Una Berlín hecha añicos provee el fondo a los créditos iniciales del filme que presenta a Edmund Köhler, el protagonista, en la lúgubre labor de cavador de tumbas. El niño de apenas 13 años, se sirve de éste y todos los medios a su alcance para conseguir una tarjeta de alimentos, imprescindible ante su desesperada situación doméstica.
Cohabita una misma casa junto a otras cuatro familias. La suya conformada por 4 miembros, uno de ellos sin documentos. De ahí la imperiosa necesidad por conseguirla ante la miseria y la estrechez que moldean una cruenta lucha por la supervivencia. Los hombres Köhler están mermados, el padre postrado, el hermano mayor imposibilitado y recluido por los traumas del soldado veterano. Dejando ambos el papel de proveedor sobre sus jóvenes hombros.
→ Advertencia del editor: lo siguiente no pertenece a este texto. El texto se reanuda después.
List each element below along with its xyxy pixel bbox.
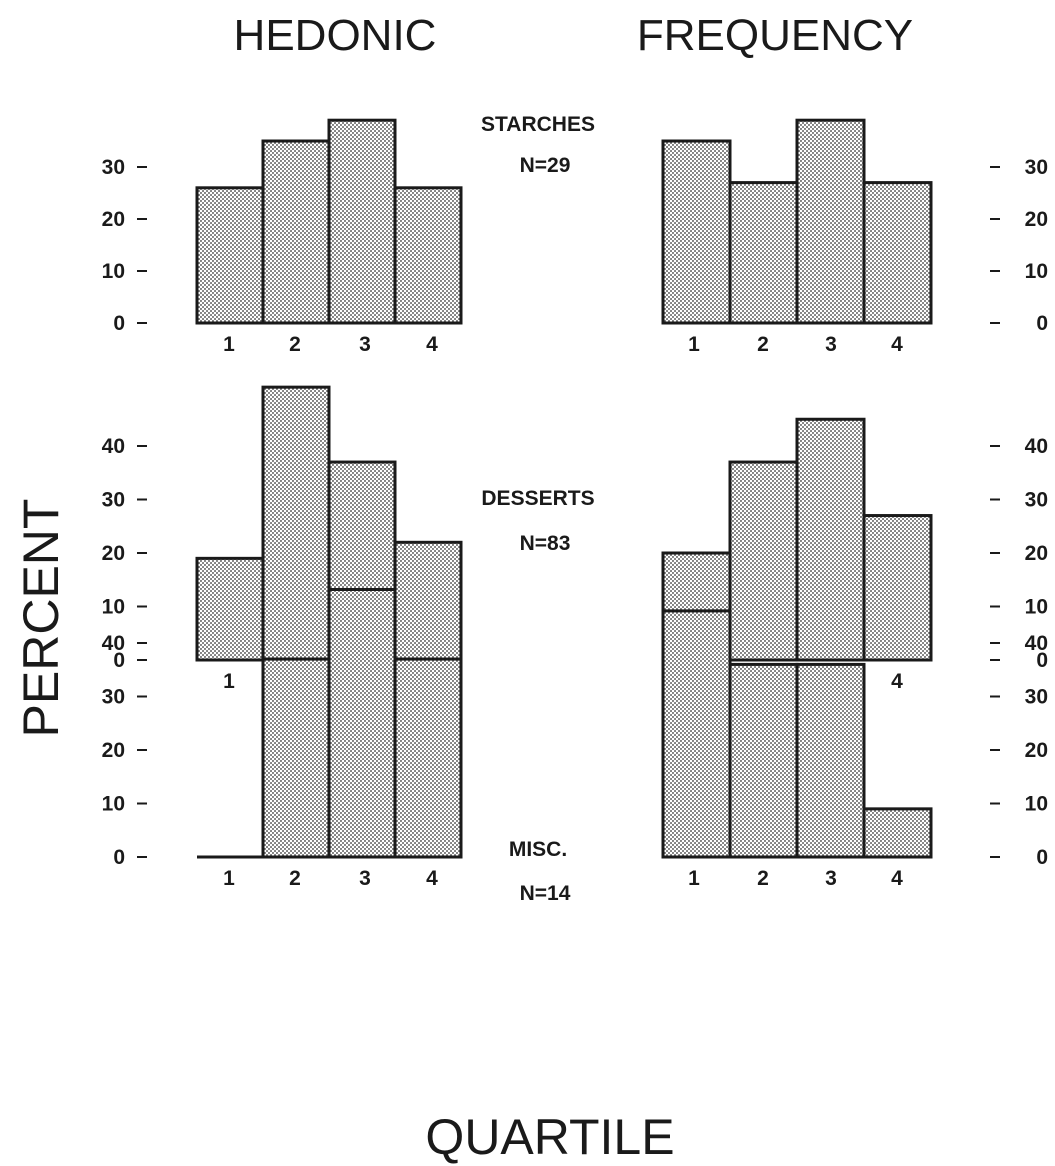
bar-3 bbox=[327, 118, 397, 325]
x-tick-label: 2 bbox=[757, 867, 769, 890]
x-tick-label: 1 bbox=[223, 670, 235, 693]
y-tick-label: 20 bbox=[1025, 739, 1048, 762]
x-tick-label: 4 bbox=[426, 867, 438, 890]
bar-4 bbox=[393, 186, 463, 325]
y-tick-label: 20 bbox=[102, 542, 125, 565]
right-column-title: FREQUENCY bbox=[637, 11, 913, 60]
bar-1 bbox=[195, 186, 265, 325]
x-tick-label: 3 bbox=[825, 333, 837, 356]
y-tick-label: 20 bbox=[102, 739, 125, 762]
y-tick-label: 20 bbox=[102, 208, 125, 231]
y-tick-label: 20 bbox=[1025, 542, 1048, 565]
y-tick-label: 10 bbox=[1025, 793, 1048, 816]
x-tick-label: 4 bbox=[426, 333, 438, 356]
bar-4 bbox=[862, 807, 933, 859]
x-tick-label: 2 bbox=[289, 867, 301, 890]
y-tick-label: 30 bbox=[1025, 156, 1048, 179]
y-tick-label: 10 bbox=[102, 793, 125, 816]
bar-2 bbox=[728, 460, 799, 662]
bar-4 bbox=[393, 657, 463, 859]
x-axis-label: QUARTILE bbox=[425, 1109, 674, 1165]
x-tick-label: 2 bbox=[757, 333, 769, 356]
y-tick-label: 40 bbox=[102, 632, 125, 655]
y-tick-label: 30 bbox=[1025, 489, 1048, 512]
bar-2 bbox=[261, 657, 331, 859]
panels-layer: 12340102030STARCHESN=2912340102030123401… bbox=[102, 113, 1048, 905]
y-tick-label: 0 bbox=[113, 649, 125, 672]
bar-2 bbox=[728, 181, 799, 325]
y-tick-label: 0 bbox=[1036, 846, 1048, 869]
x-tick-label: 1 bbox=[223, 867, 235, 890]
y-tick-label: 30 bbox=[102, 489, 125, 512]
group-label: DESSERTS bbox=[481, 487, 594, 510]
y-tick-label: 0 bbox=[1036, 312, 1048, 335]
group-label: STARCHES bbox=[481, 113, 595, 136]
bar-1 bbox=[661, 609, 732, 859]
y-tick-label: 40 bbox=[102, 435, 125, 458]
panel-starches-hedonic: 1 2 3 4 0 10 20 30 bbox=[102, 118, 463, 356]
bar-2 bbox=[728, 662, 799, 859]
y-tick-label: 10 bbox=[102, 596, 125, 619]
y-tick-label: 40 bbox=[1025, 632, 1048, 655]
y-tick-label: 30 bbox=[102, 686, 125, 709]
x-tick-label: 3 bbox=[825, 867, 837, 890]
x-tick-label: 3 bbox=[359, 867, 371, 890]
panel-starches-frequency: 1 2 3 4 0 10 20 30 bbox=[661, 118, 1048, 356]
y-tick-label: 20 bbox=[1025, 208, 1048, 231]
y-axis-label: PERCENT bbox=[13, 499, 69, 738]
y-tick-label: 30 bbox=[102, 156, 125, 179]
y-tick-label: 40 bbox=[1025, 435, 1048, 458]
left-column-title: HEDONIC bbox=[234, 11, 437, 60]
bar-4 bbox=[862, 181, 933, 325]
bar-3 bbox=[327, 588, 397, 859]
x-tick-label: 4 bbox=[891, 867, 903, 890]
group-n-label: N=29 bbox=[520, 154, 571, 177]
bar-3 bbox=[795, 417, 866, 662]
bar-3 bbox=[795, 662, 866, 859]
x-tick-label: 4 bbox=[891, 670, 903, 693]
x-tick-label: 1 bbox=[688, 867, 700, 890]
bar-1 bbox=[195, 556, 265, 662]
bar-4 bbox=[862, 514, 933, 662]
x-tick-label: 2 bbox=[289, 333, 301, 356]
bar-4 bbox=[393, 540, 463, 662]
y-tick-label: 10 bbox=[1025, 260, 1048, 283]
y-tick-label: 0 bbox=[113, 312, 125, 335]
bar-1 bbox=[661, 139, 732, 325]
y-tick-label: 0 bbox=[113, 846, 125, 869]
y-tick-label: 10 bbox=[1025, 596, 1048, 619]
y-tick-label: 10 bbox=[102, 260, 125, 283]
y-tick-label: 30 bbox=[1025, 686, 1048, 709]
bar-2 bbox=[261, 385, 331, 662]
x-tick-label: 1 bbox=[688, 333, 700, 356]
x-tick-label: 3 bbox=[359, 333, 371, 356]
group-label: MISC. bbox=[509, 838, 567, 861]
group-n-label: N=83 bbox=[520, 532, 571, 555]
bar-2 bbox=[261, 139, 331, 325]
group-n-label: N=14 bbox=[520, 882, 571, 905]
x-tick-label: 4 bbox=[891, 333, 903, 356]
y-tick-label: 0 bbox=[1036, 649, 1048, 672]
x-tick-label: 1 bbox=[223, 333, 235, 356]
bar-3 bbox=[795, 118, 866, 325]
Las escenas rodadas en interiores muestran la estrechez física de la convivencia. Para significar el hacinamiento los personajes se comprimen unos encima de otros, en espacios insuficientes.
Distintas estampas de la escasez y la desesperación toman lugar adentro y afuera. El entorno hostil revelado mientras la cámara en contante vaivén lo sigue recorriendo la ciudad para encontrar riesgos y malas compañías, como la del pedófilo ex-maestro, a quien se muestra sobradamente afectuoso en un close up que recrudece la incomodidad de esa malsana intimidad.
Autenticidad imposible de fabricar, la ciudad ofrece la devastación de la Gran Guerra, con quien dialoga una grabación de Hitler en una secuencia impresionante.
Un doble giro argumental fortalece la premisa del guión. Huérfano por azar, luego por elección, Edmund enfrentará en una de las secuencias finales el rechazo último de sus pares. Pillería, robo, contrabando, prostitución y estafa son los nuevos nombres de la supervivencia que sin una guía moral lo llevarán a un funesto final.